So I'm on my way to work, after just having a delicious lasagna from Trifon's, and something wasn't right. Something in the combination of the just woken up, the massive amounts of coffee from working nights the night before, the walking around, and the just ate all came together. It clicked. It was magic.
Driving in my little golf cart I call a car, my stomach rumbles, louder than the radio. I immediately burn a U-Ball in order to get my ass home ASAP.
like this, only less cool, and with more peristalsis
I can barely think anymore, although I do know a few things:
My ass is ready to explode
I have 4 maybe 5 minutes tops
If I don't get home, and I have to unleash this unholy terror in a public bathroom, it's technically a contravention of the Geneva Code
And trust me, you DO NOT fuck with the U.N.
Christ Almighty! A Key-Knot! Why are they so indistinct?!?!
Fumble with the keys, get the house key out....35 seconds...Shit! forgot about the deadbolt, thank god it's the same key...25 seconds...trip over the dog...15 seconds...down the hall...
10 seconds...hit the can...
9...pants down...
8...toilet paper, there's none!...
7....pants up...
6...out the door...
5...frantically grab new roll...
4...back on toilet...
3...sudden horrifying realization...
2...stand up...
1...pants down, sit downsweet Jeebus it burns!

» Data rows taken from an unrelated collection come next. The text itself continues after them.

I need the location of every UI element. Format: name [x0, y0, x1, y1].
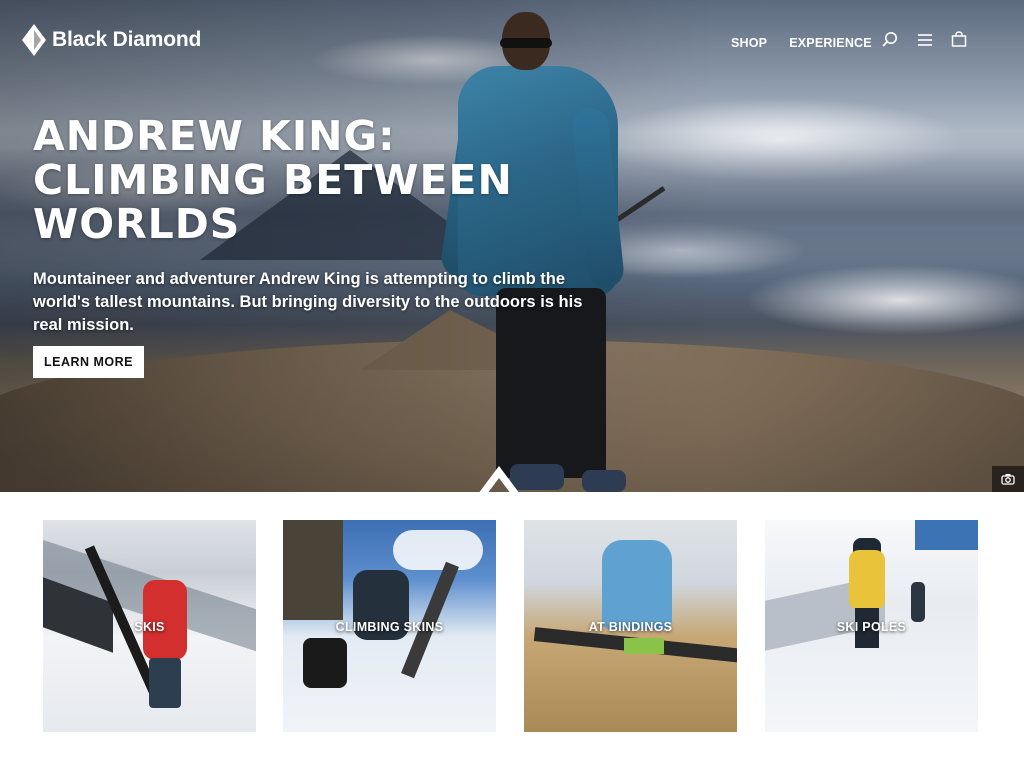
nav-shop[interactable]: SHOP	[731, 36, 767, 50]
category-label: SKI POLES	[836, 620, 907, 634]
category-card-skis[interactable]: SKIS	[43, 520, 256, 732]
menu-icon[interactable]	[915, 30, 935, 50]
category-card-climbing-skins[interactable]: CLIMBING SKINS	[283, 520, 496, 732]
hero-subtitle: Mountaineer and adventurer Andrew King i…	[33, 270, 583, 334]
hero-title-line: WORLDS	[33, 200, 241, 248]
diamond-divider-icon	[479, 466, 519, 492]
hero-title: ANDREW KING: CLIMBING BETWEEN WORLDS	[33, 114, 653, 246]
hero-title-line: ANDREW KING:	[33, 112, 396, 160]
hero-title-line: CLIMBING BETWEEN	[33, 156, 513, 204]
category-label: SKIS	[134, 620, 165, 634]
category-card-ski-poles[interactable]: SKI POLES	[765, 520, 978, 732]
nav-experience[interactable]: EXPERIENCE	[789, 36, 872, 50]
top-navigation: Black Diamond SHOP EXPERIENCE	[0, 0, 1024, 80]
category-grid: SKIS CLIMBING SKINS AT BINDINGS SKI POLE…	[43, 520, 978, 732]
main-nav: SHOP EXPERIENCE	[731, 36, 872, 50]
learn-more-button[interactable]: LEARN MORE	[33, 346, 144, 378]
category-label: AT BINDINGS	[588, 620, 673, 634]
hero-content: ANDREW KING: CLIMBING BETWEEN WORLDS Mou…	[33, 114, 653, 337]
camera-icon[interactable]	[992, 466, 1024, 492]
category-card-at-bindings[interactable]: AT BINDINGS	[524, 520, 737, 732]
bag-icon[interactable]	[949, 30, 969, 50]
diamond-logo-icon	[22, 24, 46, 56]
brand-logo[interactable]: Black Diamond	[22, 24, 201, 56]
category-label: CLIMBING SKINS	[335, 620, 444, 634]
brand-name: Black Diamond	[52, 28, 202, 51]
search-icon[interactable]	[880, 30, 900, 50]
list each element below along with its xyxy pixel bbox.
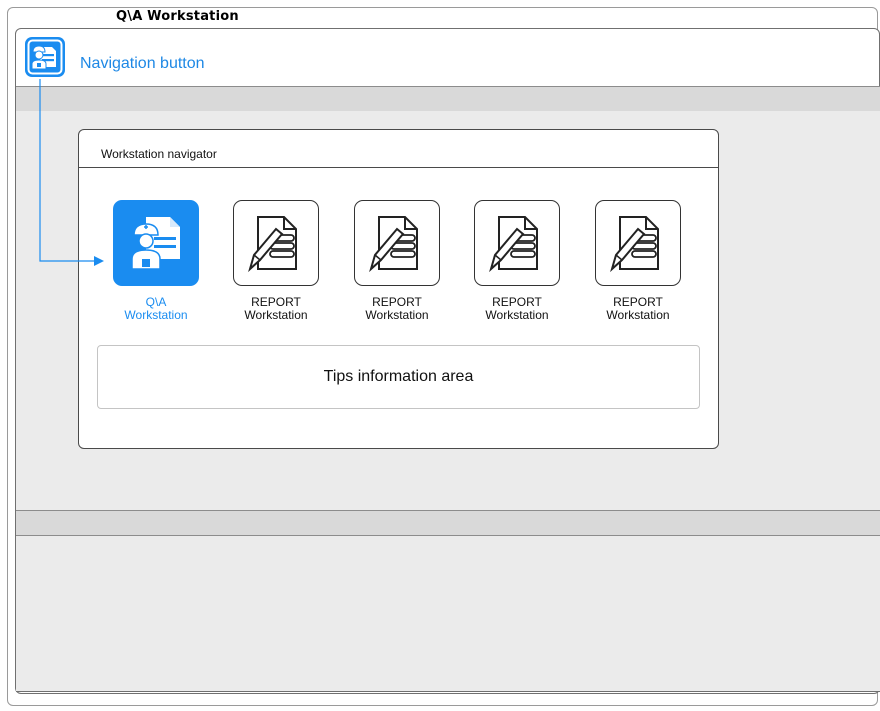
workstation-label: REPORT Workstation <box>244 295 308 322</box>
navigation-button-label[interactable]: Navigation button <box>80 55 205 73</box>
workstation-report-2[interactable]: REPORT Workstation <box>337 200 457 322</box>
status-band <box>16 510 880 536</box>
report-document-icon <box>248 216 297 273</box>
workstation-label: REPORT Workstation <box>365 295 429 322</box>
tips-information-area: Tips information area <box>97 345 700 409</box>
workstation-report-4[interactable]: REPORT Workstation <box>578 200 698 322</box>
report-document-icon <box>369 216 418 273</box>
doctor-workstation-icon <box>25 37 65 77</box>
window-title: Q\A Workstation <box>116 9 239 24</box>
navigation-button[interactable] <box>24 36 66 78</box>
workstation-label: Q\A Workstation <box>124 295 188 322</box>
workstation-navigator: Workstation navigator Q\A Workstation RE… <box>78 129 719 449</box>
workstation-report-1[interactable]: REPORT Workstation <box>216 200 336 322</box>
navigator-title: Workstation navigator <box>79 130 718 168</box>
doctor-workstation-icon <box>131 217 180 270</box>
report-document-icon <box>489 216 538 273</box>
workstation-report-3[interactable]: REPORT Workstation <box>457 200 577 322</box>
bottom-panel <box>16 536 880 692</box>
workstation-label: REPORT Workstation <box>606 295 670 322</box>
toolbar-band <box>16 86 880 112</box>
workstation-qa[interactable]: Q\A Workstation <box>96 200 216 322</box>
report-document-icon <box>610 216 659 273</box>
workstation-label: REPORT Workstation <box>485 295 549 322</box>
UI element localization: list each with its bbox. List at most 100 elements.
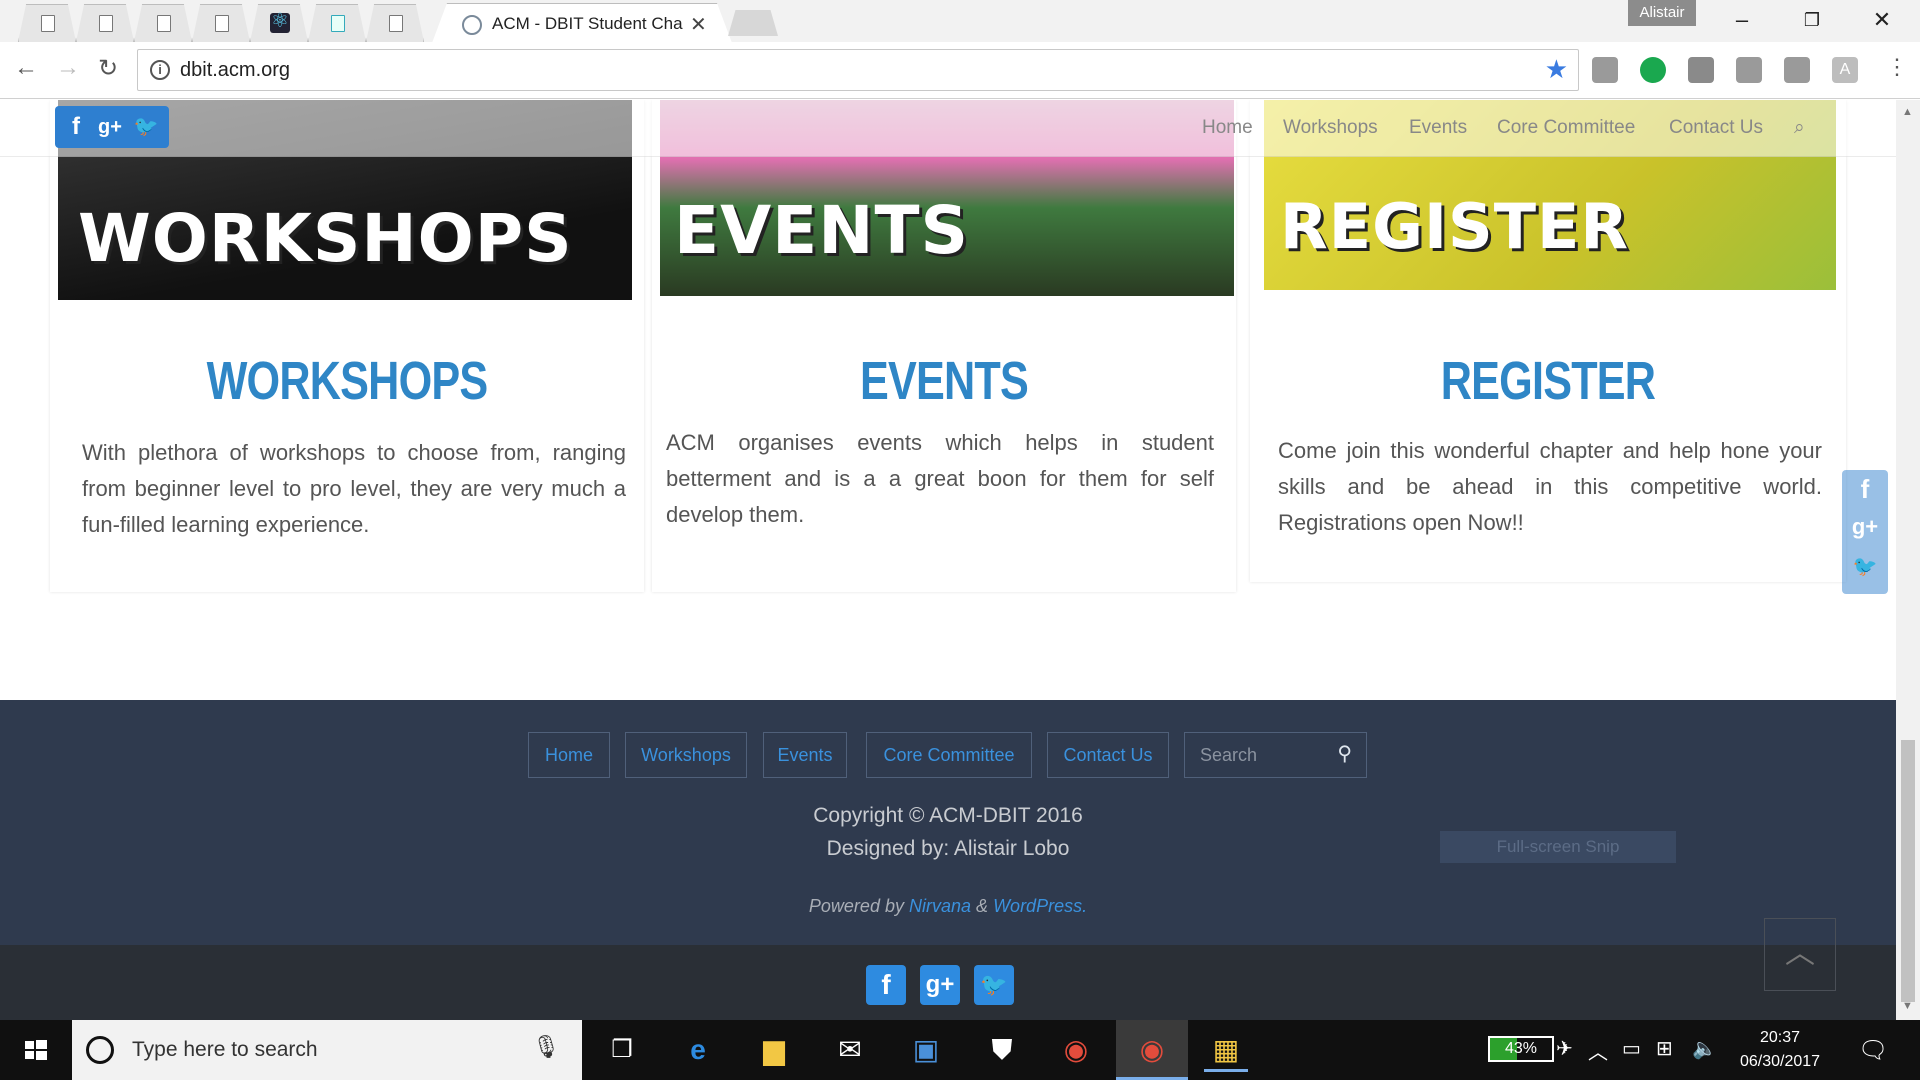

It was without a doubt the most horrifying bathroom experience I've ever had. That being said, I've never been in the stall next to former Senator Larry Craig (which I imagine would be worse). Minutes feel like hours, but the terrifying ordeal finally ends. I get up, and look down, fully expecting to see one or both of my kidneys in the bowl. Instead I find...
Nothing.
I don't get it, clearly everything is as if an epic dump happened...the stink, the wipe, the plop, even the sweet relief, but there's nothing there!
Never will the Bermuda Triagle toilet mystery be solved, and frankly, just like how magnets work, it's probably best if humanity never solves the mystery.